Publié le 23 février 2026 16:27:00. La transplantation rénale assistée par robot offre une alternative moins invasive pour les donneurs vivants, avec des avantages significatifs en termes de récupération et d’éligibilité au don. Cette avancée pourrait permettre d’augmenter le nombre de greffes réussies grâce à une meilleure prise en charge des donneurs.
La néphrectomie robotisée pour don vivant de rein présente de nombreux avantages par rapport à la chirurgie traditionnelle. Les donneurs bénéficient d’une récupération plus rapide, d’une diminution de la douleur, de cicatrices moins importantes, d’un séjour hospitalier réduit et d’un retour plus rapide à leurs activités quotidiennes.
Selon les experts, la qualité et les résultats de la néphrectomie robotisée sont comparables, voire supérieurs, à ceux des chirurgies traditionnelles.
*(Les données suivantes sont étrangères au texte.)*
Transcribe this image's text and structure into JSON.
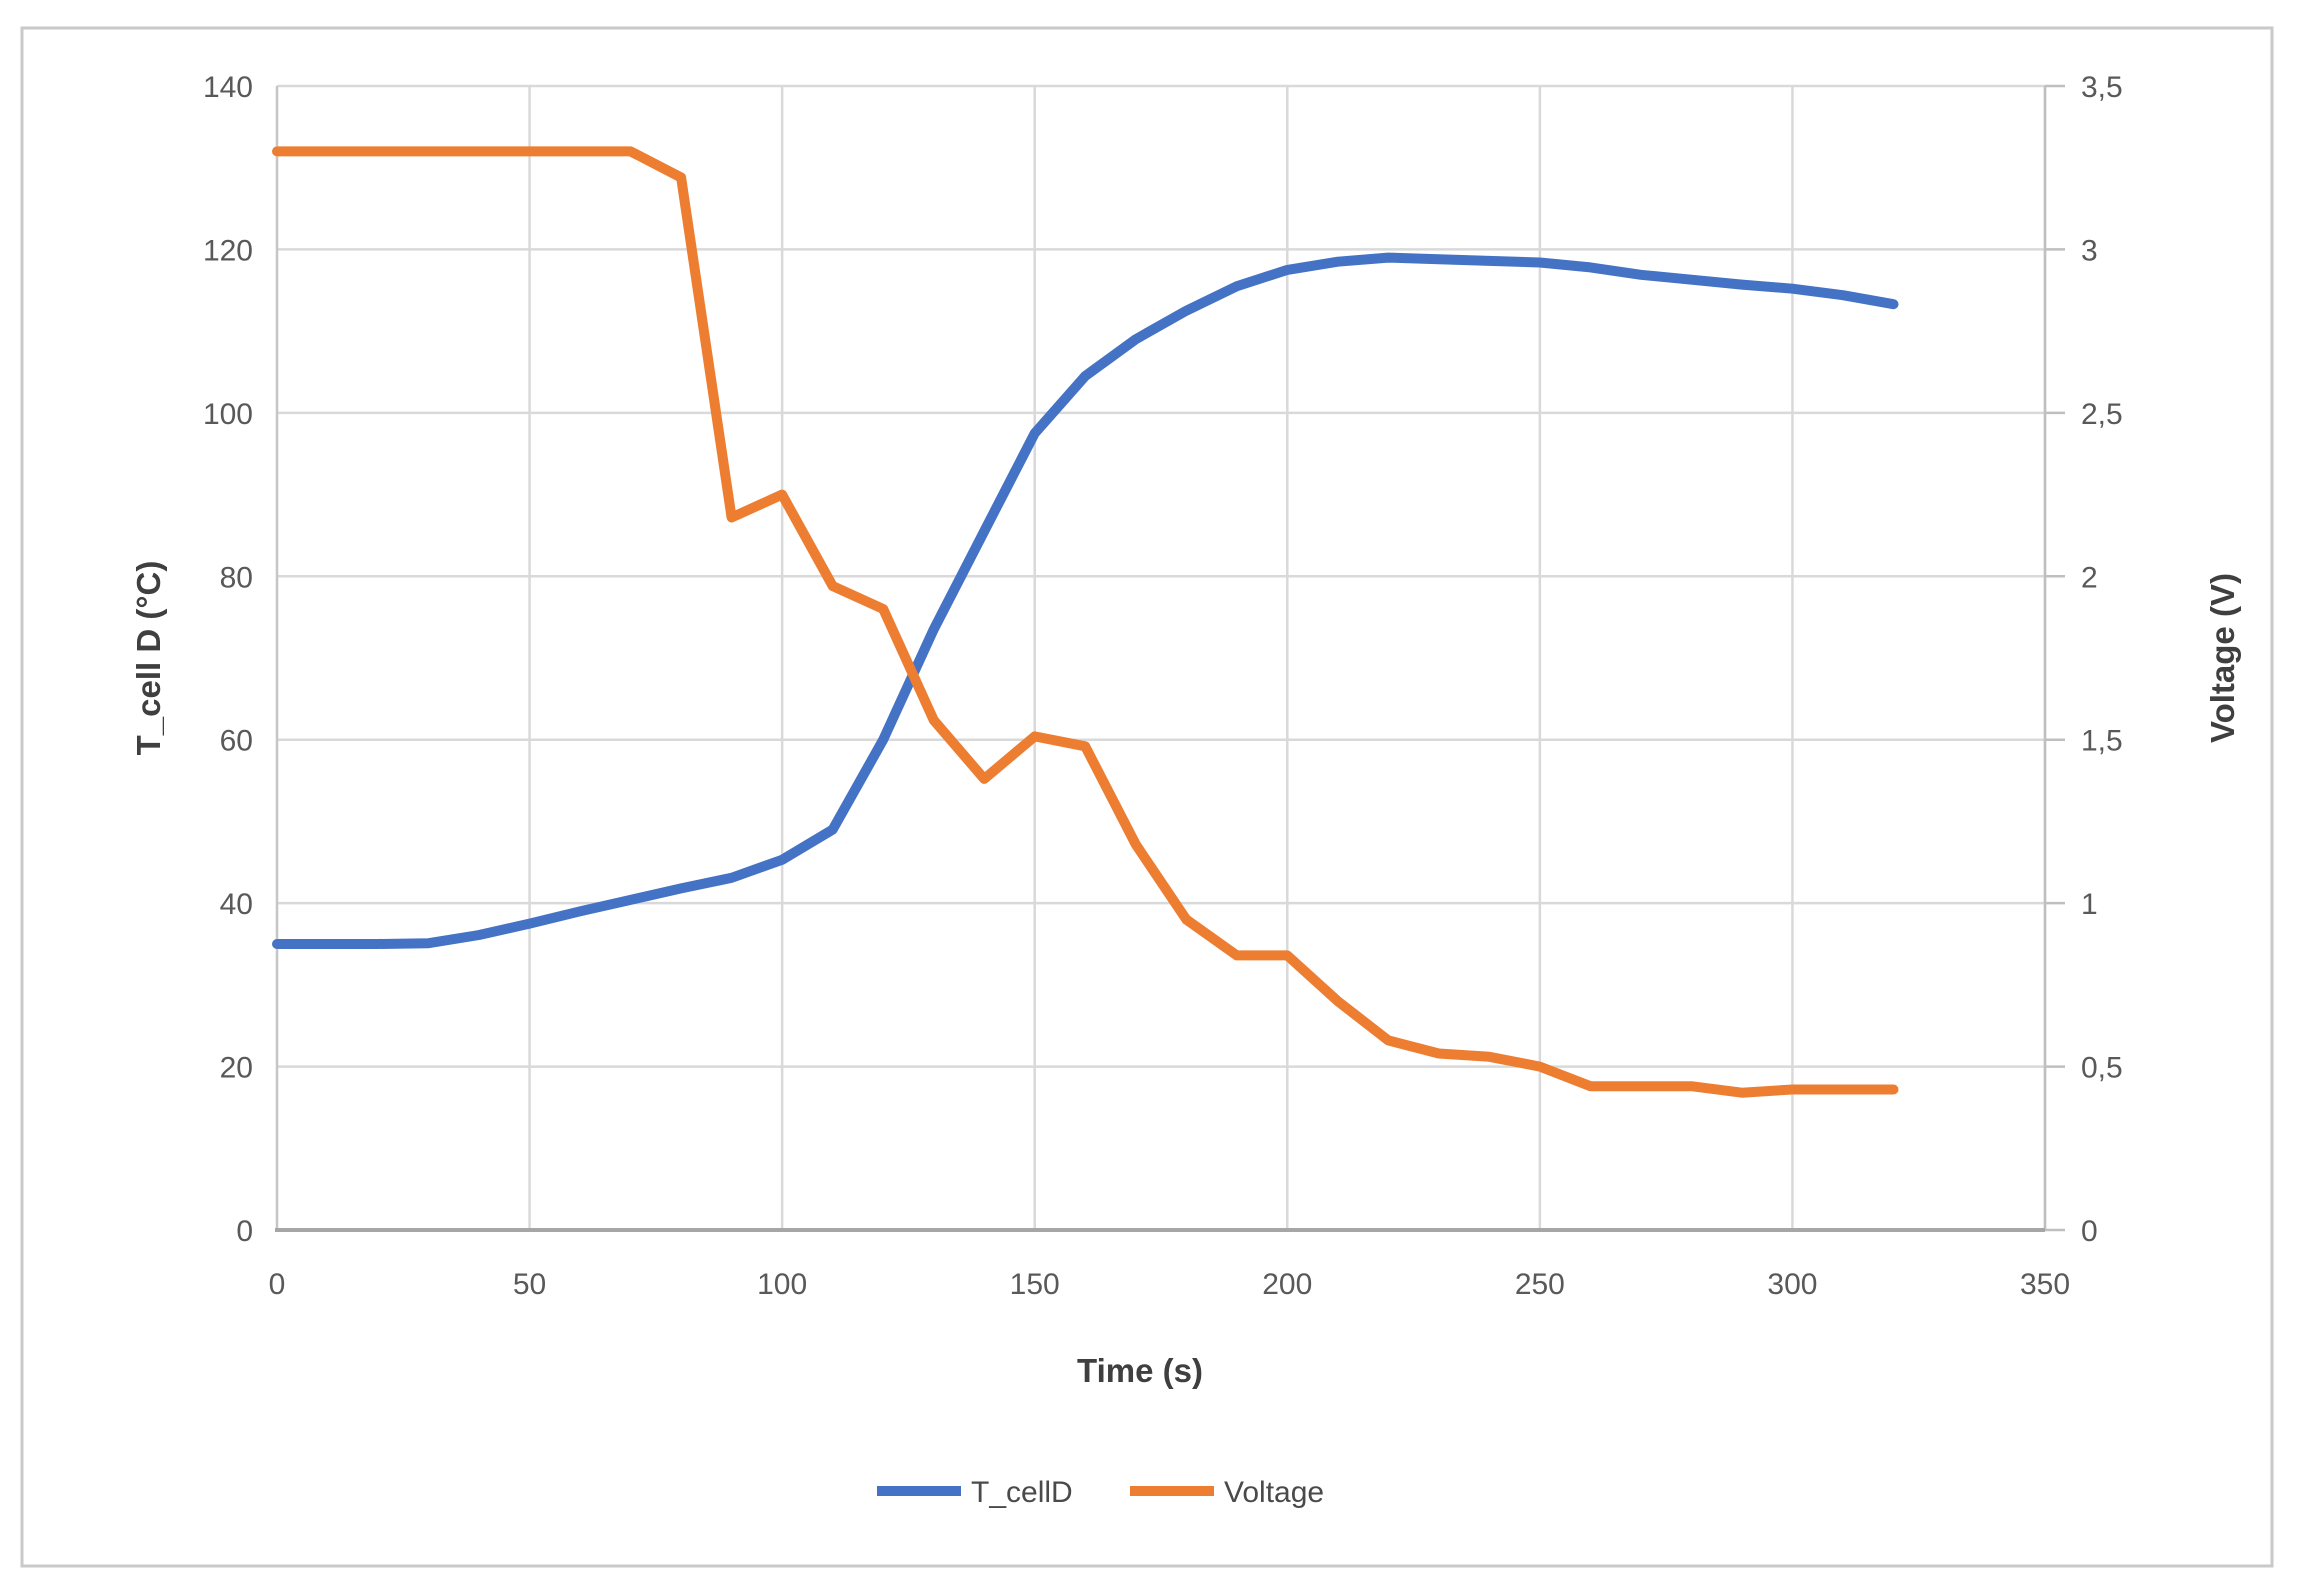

« Non seulement les donneurs bénéficient d’une expérience globale améliorée, mais la qualité et les résultats de la néphrectomie robotisée sont comparables, sinon meilleurs, aux chirurgies traditionnelles des donneurs »,
El-Diwany
De plus, les greffes de rein provenant de donneurs vivants ont une durée de vie plus longue, en moyenne, que celles provenant de donneurs décédés. Toute amélioration dans le domaine du don vivant représente donc un progrès majeur pour les patients.
La chirurgie robotique permet également d’élargir le cercle des donneurs potentiels. Après confirmation de leur aptitude à vivre avec un seul rein, les personnes présentant une anatomie complexe ou un indice de masse corporelle (IMC) plus élevé peuvent désormais être considérées comme des donneurs éligibles, grâce à la précision de cette technique. La robotique permet de surmonter les défis techniques et les risques chirurgicaux associés à l’obésité.
En France, des avancées significatives ont déjà été réalisées dans ce domaine. L’hôpital Henri-Mondor a récemment réalisé une première double intervention robotisée combinant prélèvement sur donneur vivant et greffe rénale CHU Mondor. Des équipes comme celle du Massachusetts General Hospital, dirigée par la Dre Leigh Anne Dageforde, ont également développé une expertise reconnue dans la néphrectomie laparoscopique robotisée du donneur gauche JOMI.
Les protocoles opératoires, comme ceux décrits dans les publications de l’Urofrance, soulignent l’importance de la vérification préopératoire de l’état du donneur et du receveur, ainsi que de la préparation minutieuse de la salle d’opération.